Fortune And Fame's win clicked almost audibly because he is owned by Michael Smurfit, in whose colours Vintage Crop won the Melbourne Cup in November. The possibility that Vintage Crop would line up for the Champion - which Smurfit sponsors - has been an irritant ever since: not sufficiently probable to justify serious backing, but plausible enough to deter support for anything else. Smurfit now appears to have an able substitute.

Fortune And Fame is trained, like Vintage Crop, by Dermot Weld and his success in yesterday's Grade One event after such a prolonged absence was further evidence of Weld's exceptional ability. His gelding was winning for the sixth time in seven starts, his only defeat coming in the Supreme Novice Hurdle at the 1992 Festival. Seven weeks later, Fortune And Fame went to Punchestown and beat a field which included Tuesday's Christmas Hurdle winner, Muse, in the Champion Novice Hurdle, but a tendon injury prevented him making any further entries in the form book.

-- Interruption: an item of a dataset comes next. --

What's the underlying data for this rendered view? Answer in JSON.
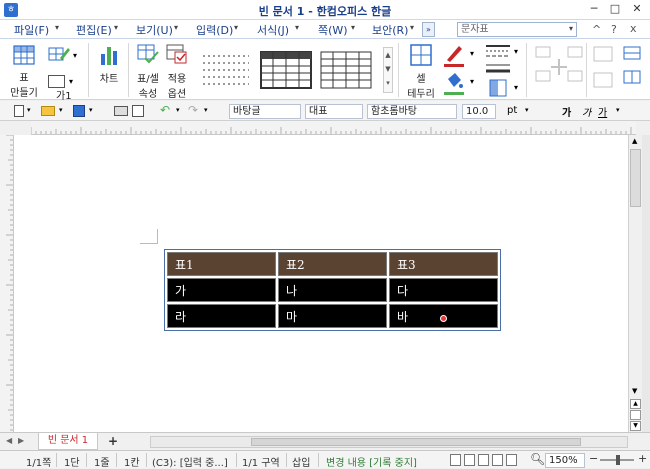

Clumsy jumps at the early obstacles betrayed Fortune And Fame's lack of practice yesterday, but when a perfectly judged leap at the last secured his victory it was as if he had never been away. 'I was worried that the heavy ground would count against him after a 20-month absence,' Weld said, 'but he's done it well.' The trainer has just one more race in mind for Fortune And Fame before the Festival, the AIG Champion Hurdle, again at Leopardstown on 23 January.

Fortune And Fame is now Coral's 7-1 favourite (from 16-1) for Cheltenham, while Ladbrokes show 8-1. The latter firm then offers: 10-1 Granville Again and Oh So Risky, 12-1 Staunch Friend, Roll A Dollar, Tiananmen Square and Shawiya, 16-1 Bold Boss, Halkopous, Spinning, Muse and Destriero, 20-1 bar.

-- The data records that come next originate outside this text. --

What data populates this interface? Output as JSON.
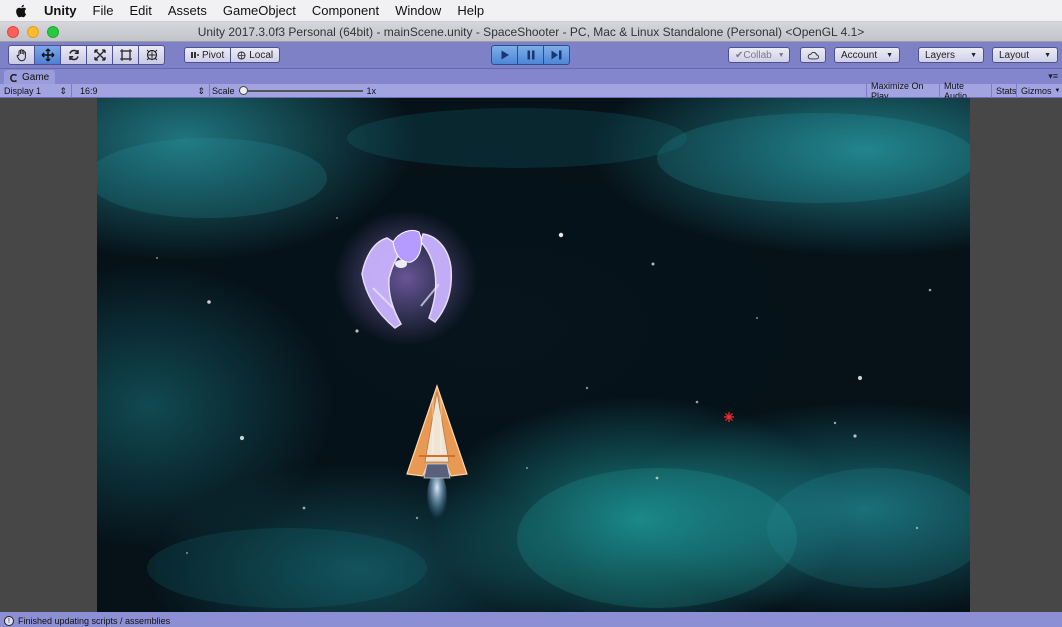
{
  "menubar": {
    "app": "Unity",
    "items": [
      "File",
      "Edit",
      "Assets",
      "GameObject",
      "Component",
      "Window",
      "Help"
    ]
  },
  "window": {
    "title": "Unity 2017.3.0f3 Personal (64bit) - mainScene.unity - SpaceShooter - PC, Mac & Linux Standalone (Personal) <OpenGL 4.1>"
  },
  "toolbar": {
    "pivot_label": "Pivot",
    "local_label": "Local",
    "collab_label": "Collab",
    "account_label": "Account",
    "layers_label": "Layers",
    "layout_label": "Layout"
  },
  "game": {
    "tab_label": "Game",
    "display": "Display 1",
    "aspect": "16:9",
    "scale_label": "Scale",
    "scale_value": "1x",
    "maximize_label": "Maximize On Play",
    "mute_label": "Mute Audio",
    "stats_label": "Stats",
    "gizmos_label": "Gizmos"
  },
  "status": {
    "message": "Finished updating scripts / assemblies"
  },
  "colors": {
    "editor_tint": "#8d8fd4",
    "play_active": "#4d86d8",
    "nebula": "#1fa6a8"
  }
}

Two names emerge: David Elsworth, who trains Roll A Dollar, Muse and Oh So Risky, and Ireland. Fortune And Fame's fellow travellers in March could include last year's Triumph Hurdle winner, Shawiya, the heavily touted Tiananmen Square and the 1992 Supreme Novice Hurdle winner, Destriero.

And we should not forget Montelado, winner of that race last year; perhaps not until this afternoon, anyway. A scan on Montelado's leg at Pat Flynn's yard this morning should show whether the gelding will be fit in time for the Festival.

Dawn Run was the last Irish-trained winner of both the Champion Hurdle and the Gold Cup. In the premier chase, too, they may now have a credible challenger. Flashing Steel, a close second to Deep Bramble at Leopardstown on Tuesday, has come out of the race well and will attempt to sustain his championship hopes in the Hennessy (Irish) Gold Cup on 6 February.